Original topic: tidb两亿数据迁移到分区表的解决方案。

| username: TiDBer_W8QSBmpH

I want to know how to migrate a regular table with 200 million rows to a partitioned table in the same database. I have tried Flink SQL, but the query times out. Does anyone have any practical methods?

| username: Jellybean | Original post link

Migrating such a large amount of data directly will inevitably involve large transactions and many limitations. You can use micro-batch SQL to split into smaller transactions for migration.

Alternatively, you can use Dumpling + Lightning to achieve concurrent export and import. For such large data, this method is also more recommended.

| username: Kongdom | Original post link

Is it possible to split into multiple steps for migration based on partition dimensions? With the standard configuration, migrating 200 million records is not considered a lot.

| username: tidb菜鸟一只 | Original post link

Then it’s still dumpling+lightning…

| username: FutureDB | Original post link

Using Flink SQL for such a large amount of data is not a good solution, both in terms of execution efficiency and the impact on the database. It is recommended to follow the advice of the experts above and use Dumpling for export and Lightning for import. This method is relatively stable and much more efficient than Flink SQL. We have tried it before: exporting 200GB of data with Dumpling and then importing it with Lightning (Local mode), which took less than 2 hours.

| username: ziptoam | Original post link

Indeed, using the dumpling+lightning method is more appropriate.

| username: 鱼跃龙门 | Original post link

Using dumpling+lightning method for concurrent export and import.

| username: TiDBer_rvITcue9 | Original post link

Use dumpling + lightning to achieve concurrent export and import.

| username: 小于同学 | Original post link

dumpling+lightning

| username: zhanggame1 | Original post link

I just removed the partition table. The benefits of using partition tables in TiDB are basically limited to deleting partitions, and there are many bugs.

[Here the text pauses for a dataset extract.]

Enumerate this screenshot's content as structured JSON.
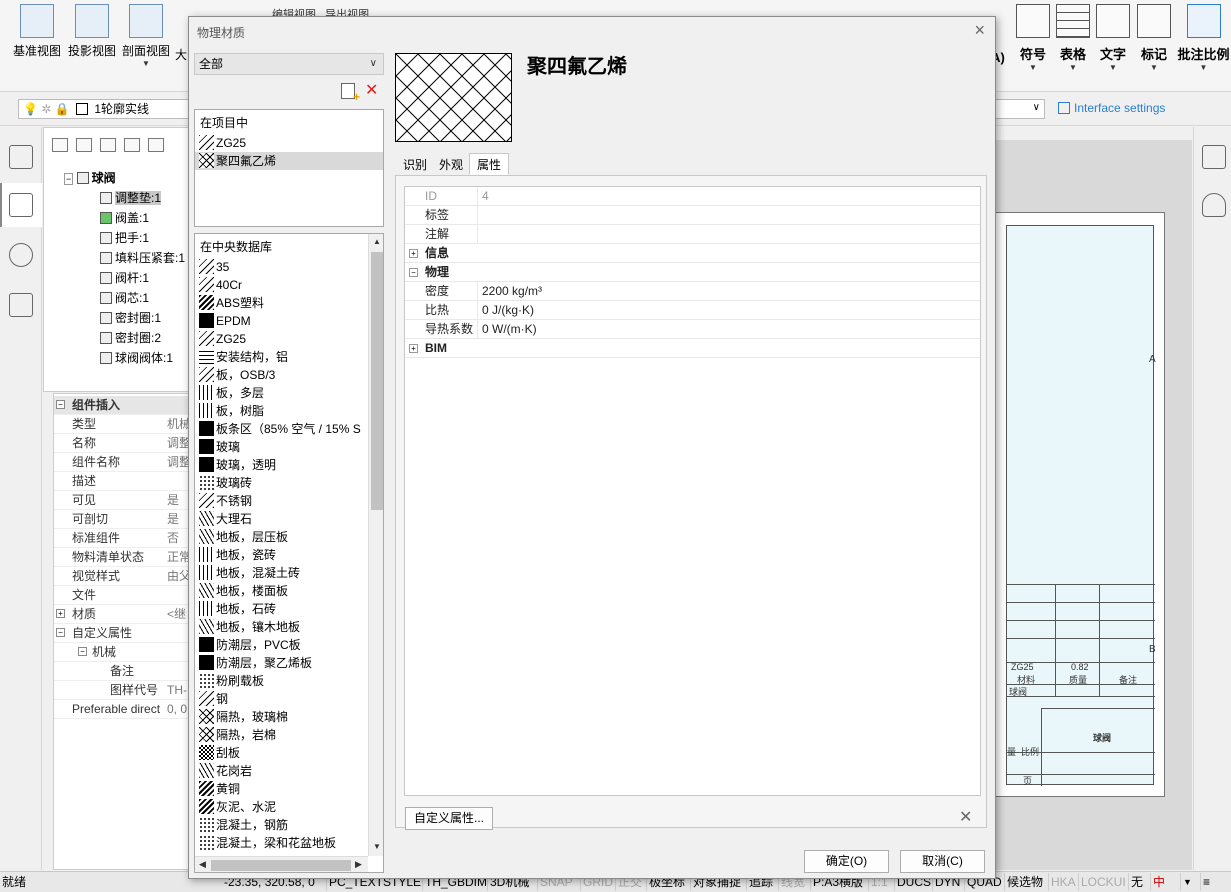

| username: vincentLi | Original post link

Selecting data from the source table in batches according to the partition key and inserting it into the target table should be the fastest as it uses memory. If you’re worried about large transactions, consider using a stored procedure for the migration.

| username: zhaokede | Original post link

The TiDB community edition has never been stored.

| username: TiDBer_HUfcQIJx | Original post link

dumpling+lightning

| username: zhaokede | Original post link

200 million records, with an estimated size within 100GB, can barely use Dumpling.

| username: zhanggame1 | Original post link

The simplest way is to split multiple WHERE clauses by primary key range, then use INSERT INTO SELECT * FROM the old table. 200 million is not considered large.

| username: vincentLi | Original post link

Oh, I didn’t see that he mentioned it was the community edition…

| username: Kongdom | Original post link

:yum: The default habit is usually the community edition~ For the enterprise edition, you generally contact the original manufacturer for support.